NBFCs are usually the following:
(a) Hire Purchase Finance Company
(b) Housing Finance Company
(c) Equipment Leasing Company
(d) Loan and Investment Company
(e) Mutual Benefit Financial Company (MBFCs)
(f) Residuary Non-Banking Companies (RNBCs)
Of these, the Mutual Benefit Financial Companies which are known as ‘Nidhi’ Company or ‘Permanent Funds’ are regulated by Central Government under Companies Act and not by RBI.
These are companies accepting deposits/subscriptions under a combination of certain schemes like insurance/investment etc. for a given period. The discontinuance from the scheme in mid-way may lead to forfeiture of money.

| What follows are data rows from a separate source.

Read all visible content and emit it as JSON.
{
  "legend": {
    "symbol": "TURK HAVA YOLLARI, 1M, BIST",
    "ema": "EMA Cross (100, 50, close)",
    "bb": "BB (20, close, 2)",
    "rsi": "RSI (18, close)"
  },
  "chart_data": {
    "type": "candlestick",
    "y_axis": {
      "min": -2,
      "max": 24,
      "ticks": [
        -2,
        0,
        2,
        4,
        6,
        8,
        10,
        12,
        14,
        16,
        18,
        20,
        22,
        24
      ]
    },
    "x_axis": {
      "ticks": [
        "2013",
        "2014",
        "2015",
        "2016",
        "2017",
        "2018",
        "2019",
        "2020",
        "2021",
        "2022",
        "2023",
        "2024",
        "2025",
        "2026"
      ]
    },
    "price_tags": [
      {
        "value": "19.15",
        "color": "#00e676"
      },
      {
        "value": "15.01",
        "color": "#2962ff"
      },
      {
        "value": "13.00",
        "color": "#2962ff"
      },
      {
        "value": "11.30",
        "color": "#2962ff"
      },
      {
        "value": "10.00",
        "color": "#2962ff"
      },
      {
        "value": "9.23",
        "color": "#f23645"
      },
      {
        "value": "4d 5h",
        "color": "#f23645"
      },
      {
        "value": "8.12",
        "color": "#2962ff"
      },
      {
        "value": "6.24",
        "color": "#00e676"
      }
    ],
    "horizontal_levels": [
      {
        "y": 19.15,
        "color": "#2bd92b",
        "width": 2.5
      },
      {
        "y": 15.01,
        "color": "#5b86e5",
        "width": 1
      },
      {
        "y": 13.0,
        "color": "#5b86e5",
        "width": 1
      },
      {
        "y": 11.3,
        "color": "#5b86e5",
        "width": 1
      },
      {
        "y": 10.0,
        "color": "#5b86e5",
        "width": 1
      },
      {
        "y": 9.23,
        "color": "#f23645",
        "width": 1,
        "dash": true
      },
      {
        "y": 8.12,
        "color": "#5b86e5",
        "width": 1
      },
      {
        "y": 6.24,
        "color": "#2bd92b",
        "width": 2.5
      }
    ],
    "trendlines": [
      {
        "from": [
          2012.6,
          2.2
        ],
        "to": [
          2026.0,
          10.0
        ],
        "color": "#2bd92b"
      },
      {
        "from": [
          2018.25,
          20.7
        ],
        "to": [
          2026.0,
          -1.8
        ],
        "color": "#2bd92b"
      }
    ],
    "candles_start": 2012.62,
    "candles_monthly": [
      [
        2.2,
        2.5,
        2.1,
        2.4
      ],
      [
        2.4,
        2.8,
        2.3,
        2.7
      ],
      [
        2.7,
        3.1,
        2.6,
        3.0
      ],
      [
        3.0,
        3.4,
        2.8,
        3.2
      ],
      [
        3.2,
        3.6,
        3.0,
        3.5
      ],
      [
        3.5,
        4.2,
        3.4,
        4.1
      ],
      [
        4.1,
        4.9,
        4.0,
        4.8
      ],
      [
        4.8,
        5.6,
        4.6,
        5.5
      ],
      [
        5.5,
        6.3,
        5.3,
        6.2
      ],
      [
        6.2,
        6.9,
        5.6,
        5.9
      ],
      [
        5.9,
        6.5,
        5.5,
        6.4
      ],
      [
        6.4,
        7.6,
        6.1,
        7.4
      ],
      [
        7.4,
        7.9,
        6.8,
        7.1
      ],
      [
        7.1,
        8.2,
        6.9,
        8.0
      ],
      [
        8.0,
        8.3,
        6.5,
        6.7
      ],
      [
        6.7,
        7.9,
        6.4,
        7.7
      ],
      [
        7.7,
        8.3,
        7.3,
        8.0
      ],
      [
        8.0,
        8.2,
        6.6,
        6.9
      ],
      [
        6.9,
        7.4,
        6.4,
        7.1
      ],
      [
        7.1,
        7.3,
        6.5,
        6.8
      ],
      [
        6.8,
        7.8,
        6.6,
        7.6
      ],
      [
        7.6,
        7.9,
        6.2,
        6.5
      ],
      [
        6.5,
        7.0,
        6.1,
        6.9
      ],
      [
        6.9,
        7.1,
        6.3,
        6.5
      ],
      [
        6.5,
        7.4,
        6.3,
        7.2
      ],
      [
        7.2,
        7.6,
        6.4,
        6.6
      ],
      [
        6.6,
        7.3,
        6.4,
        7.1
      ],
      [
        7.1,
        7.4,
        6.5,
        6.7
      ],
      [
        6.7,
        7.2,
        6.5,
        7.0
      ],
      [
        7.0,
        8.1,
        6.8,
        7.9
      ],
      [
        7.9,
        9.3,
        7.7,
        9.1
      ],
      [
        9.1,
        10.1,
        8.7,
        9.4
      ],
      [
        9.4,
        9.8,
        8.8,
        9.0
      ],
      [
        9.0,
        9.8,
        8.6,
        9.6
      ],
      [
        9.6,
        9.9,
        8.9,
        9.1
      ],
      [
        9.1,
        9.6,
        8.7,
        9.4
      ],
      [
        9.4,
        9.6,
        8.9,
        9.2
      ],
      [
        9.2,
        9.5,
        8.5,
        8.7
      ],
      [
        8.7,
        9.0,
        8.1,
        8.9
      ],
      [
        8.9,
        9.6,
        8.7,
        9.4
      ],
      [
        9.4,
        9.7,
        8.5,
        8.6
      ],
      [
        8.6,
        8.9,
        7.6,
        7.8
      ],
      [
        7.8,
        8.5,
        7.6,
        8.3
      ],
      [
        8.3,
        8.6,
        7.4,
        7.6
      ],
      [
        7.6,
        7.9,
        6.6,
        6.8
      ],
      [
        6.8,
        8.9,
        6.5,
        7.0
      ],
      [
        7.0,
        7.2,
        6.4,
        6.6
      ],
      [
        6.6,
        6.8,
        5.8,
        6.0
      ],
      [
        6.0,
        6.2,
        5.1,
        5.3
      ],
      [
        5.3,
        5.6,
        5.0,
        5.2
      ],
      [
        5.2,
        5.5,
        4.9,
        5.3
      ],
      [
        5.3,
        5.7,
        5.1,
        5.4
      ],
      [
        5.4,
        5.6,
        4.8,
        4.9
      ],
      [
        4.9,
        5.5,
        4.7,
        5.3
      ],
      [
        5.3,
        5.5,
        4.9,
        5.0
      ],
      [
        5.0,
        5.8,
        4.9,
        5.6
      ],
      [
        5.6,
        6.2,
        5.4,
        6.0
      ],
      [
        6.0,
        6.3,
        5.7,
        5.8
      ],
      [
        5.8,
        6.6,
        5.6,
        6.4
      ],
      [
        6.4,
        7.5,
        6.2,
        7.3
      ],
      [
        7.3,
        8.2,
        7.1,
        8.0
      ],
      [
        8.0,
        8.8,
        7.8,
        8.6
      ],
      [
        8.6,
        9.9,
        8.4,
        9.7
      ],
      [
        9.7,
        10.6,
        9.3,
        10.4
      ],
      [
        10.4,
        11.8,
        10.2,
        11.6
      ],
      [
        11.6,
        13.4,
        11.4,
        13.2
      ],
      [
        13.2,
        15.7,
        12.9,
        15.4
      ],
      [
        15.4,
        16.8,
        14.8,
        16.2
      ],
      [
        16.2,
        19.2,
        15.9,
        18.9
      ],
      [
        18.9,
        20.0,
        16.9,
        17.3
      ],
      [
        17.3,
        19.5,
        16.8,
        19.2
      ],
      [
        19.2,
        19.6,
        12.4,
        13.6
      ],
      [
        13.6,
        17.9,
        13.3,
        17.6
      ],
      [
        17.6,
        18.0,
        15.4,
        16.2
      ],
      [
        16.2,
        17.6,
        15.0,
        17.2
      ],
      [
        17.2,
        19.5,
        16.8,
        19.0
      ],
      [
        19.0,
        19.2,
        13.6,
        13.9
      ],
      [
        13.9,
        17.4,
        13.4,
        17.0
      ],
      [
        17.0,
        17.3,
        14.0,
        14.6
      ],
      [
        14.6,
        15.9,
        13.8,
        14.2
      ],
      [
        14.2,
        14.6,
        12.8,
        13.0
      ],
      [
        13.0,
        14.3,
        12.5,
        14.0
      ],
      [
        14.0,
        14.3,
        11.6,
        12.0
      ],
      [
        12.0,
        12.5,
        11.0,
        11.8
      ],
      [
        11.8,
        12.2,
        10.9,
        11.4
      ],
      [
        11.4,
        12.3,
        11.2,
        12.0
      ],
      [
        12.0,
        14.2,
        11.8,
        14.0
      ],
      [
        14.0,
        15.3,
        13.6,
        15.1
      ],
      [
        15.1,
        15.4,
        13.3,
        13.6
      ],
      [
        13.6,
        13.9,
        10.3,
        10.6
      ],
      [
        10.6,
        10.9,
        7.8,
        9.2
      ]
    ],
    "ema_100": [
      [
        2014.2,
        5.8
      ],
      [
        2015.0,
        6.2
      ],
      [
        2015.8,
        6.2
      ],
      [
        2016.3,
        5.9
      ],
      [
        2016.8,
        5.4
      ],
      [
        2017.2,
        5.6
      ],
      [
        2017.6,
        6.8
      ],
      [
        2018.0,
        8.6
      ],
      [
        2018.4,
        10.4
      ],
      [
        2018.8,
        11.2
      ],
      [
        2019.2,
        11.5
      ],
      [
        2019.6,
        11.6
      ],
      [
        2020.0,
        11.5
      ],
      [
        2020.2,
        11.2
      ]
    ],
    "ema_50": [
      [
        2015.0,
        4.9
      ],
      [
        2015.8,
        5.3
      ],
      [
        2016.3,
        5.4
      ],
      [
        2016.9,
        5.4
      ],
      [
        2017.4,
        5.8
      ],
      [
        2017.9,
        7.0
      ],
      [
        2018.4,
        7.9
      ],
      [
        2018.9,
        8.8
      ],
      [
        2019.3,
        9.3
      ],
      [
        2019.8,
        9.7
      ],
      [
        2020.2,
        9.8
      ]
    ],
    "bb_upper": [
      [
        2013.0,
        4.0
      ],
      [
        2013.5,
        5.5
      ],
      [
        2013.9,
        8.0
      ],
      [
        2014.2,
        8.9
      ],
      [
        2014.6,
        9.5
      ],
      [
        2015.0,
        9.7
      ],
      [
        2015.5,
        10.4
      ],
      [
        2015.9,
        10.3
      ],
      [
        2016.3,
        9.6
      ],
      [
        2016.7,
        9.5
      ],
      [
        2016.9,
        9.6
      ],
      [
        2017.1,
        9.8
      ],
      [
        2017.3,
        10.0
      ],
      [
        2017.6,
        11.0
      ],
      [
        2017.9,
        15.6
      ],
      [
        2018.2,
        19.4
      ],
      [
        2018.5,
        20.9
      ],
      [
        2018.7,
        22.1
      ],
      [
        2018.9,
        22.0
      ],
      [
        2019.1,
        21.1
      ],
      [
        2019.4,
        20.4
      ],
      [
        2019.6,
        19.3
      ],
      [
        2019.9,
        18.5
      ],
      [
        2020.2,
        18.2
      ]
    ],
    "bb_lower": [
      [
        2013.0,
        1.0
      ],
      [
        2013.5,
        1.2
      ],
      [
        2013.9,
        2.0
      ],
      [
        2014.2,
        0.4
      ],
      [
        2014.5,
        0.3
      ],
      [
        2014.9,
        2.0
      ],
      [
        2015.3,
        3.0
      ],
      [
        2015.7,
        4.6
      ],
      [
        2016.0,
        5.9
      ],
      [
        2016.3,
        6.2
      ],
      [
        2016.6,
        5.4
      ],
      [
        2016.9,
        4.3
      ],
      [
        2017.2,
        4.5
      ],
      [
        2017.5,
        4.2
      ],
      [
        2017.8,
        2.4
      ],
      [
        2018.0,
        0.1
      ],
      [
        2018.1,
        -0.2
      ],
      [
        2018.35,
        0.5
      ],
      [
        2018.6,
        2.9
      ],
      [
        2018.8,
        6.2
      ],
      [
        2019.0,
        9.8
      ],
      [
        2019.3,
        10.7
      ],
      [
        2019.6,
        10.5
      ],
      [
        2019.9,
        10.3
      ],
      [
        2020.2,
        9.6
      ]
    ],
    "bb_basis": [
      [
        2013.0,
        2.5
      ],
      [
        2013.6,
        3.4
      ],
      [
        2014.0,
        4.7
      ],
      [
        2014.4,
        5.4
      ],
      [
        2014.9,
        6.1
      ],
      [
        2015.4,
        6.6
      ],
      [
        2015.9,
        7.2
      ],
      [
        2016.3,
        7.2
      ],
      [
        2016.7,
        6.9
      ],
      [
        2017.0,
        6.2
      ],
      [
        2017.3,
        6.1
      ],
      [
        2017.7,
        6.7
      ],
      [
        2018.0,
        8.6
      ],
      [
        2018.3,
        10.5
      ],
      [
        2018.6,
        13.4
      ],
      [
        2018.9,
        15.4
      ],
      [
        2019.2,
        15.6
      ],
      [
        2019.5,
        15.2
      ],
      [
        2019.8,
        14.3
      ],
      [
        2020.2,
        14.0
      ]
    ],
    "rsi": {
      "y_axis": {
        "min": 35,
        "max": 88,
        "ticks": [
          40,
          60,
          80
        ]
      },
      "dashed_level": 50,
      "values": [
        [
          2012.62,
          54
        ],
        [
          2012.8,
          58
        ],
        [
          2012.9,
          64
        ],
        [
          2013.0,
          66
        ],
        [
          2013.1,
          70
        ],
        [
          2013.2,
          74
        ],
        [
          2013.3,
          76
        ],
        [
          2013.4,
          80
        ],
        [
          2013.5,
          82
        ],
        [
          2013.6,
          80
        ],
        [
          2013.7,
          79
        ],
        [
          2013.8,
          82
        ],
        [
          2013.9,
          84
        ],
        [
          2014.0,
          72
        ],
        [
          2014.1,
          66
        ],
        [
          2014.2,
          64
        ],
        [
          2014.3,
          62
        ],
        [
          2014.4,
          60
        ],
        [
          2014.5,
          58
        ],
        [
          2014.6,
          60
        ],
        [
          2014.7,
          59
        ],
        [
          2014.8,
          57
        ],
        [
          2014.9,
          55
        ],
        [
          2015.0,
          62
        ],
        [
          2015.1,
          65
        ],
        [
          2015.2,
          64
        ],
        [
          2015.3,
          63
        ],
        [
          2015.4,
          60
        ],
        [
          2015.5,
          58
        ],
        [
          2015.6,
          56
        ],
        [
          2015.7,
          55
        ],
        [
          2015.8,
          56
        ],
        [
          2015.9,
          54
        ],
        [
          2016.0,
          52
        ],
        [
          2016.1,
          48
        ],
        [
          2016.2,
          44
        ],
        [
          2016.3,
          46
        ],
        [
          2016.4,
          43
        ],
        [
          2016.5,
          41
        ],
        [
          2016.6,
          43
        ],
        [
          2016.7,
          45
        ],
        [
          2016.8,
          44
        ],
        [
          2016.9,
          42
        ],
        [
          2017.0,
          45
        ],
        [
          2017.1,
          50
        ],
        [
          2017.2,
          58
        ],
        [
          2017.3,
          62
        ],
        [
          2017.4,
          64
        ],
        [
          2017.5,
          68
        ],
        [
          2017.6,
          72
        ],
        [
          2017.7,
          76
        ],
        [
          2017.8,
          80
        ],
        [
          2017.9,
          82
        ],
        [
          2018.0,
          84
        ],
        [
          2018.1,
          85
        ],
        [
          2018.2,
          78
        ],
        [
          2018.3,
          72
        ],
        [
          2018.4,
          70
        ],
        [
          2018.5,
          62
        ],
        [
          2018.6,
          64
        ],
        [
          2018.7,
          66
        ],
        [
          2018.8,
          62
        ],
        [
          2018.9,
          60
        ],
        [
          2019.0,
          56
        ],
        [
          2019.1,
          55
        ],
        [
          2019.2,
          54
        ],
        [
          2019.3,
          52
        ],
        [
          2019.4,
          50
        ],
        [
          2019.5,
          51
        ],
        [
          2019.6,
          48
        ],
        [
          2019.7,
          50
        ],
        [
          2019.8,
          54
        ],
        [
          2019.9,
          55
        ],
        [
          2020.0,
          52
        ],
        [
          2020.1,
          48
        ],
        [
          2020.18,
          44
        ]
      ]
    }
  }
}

Peerless General Finance and Investment Co., is an example of this type. Since 1987, RBI regulates their deposit taking activity by prescribing minimum interest rate on deposit as well as protection of depositor’s money. This is ensured by RBI by prescribing minimum level of investment in government securities.
The activities of other NBFCs are currently regulated by RBI. For this purpose, NBFCs are basically divided into two categories viz., those accepting public deposits and those not accepting public deposits. The activities of public deposit accepting NBFCs are strictly regulated. The other NBFCs have been regulated in a limited manner.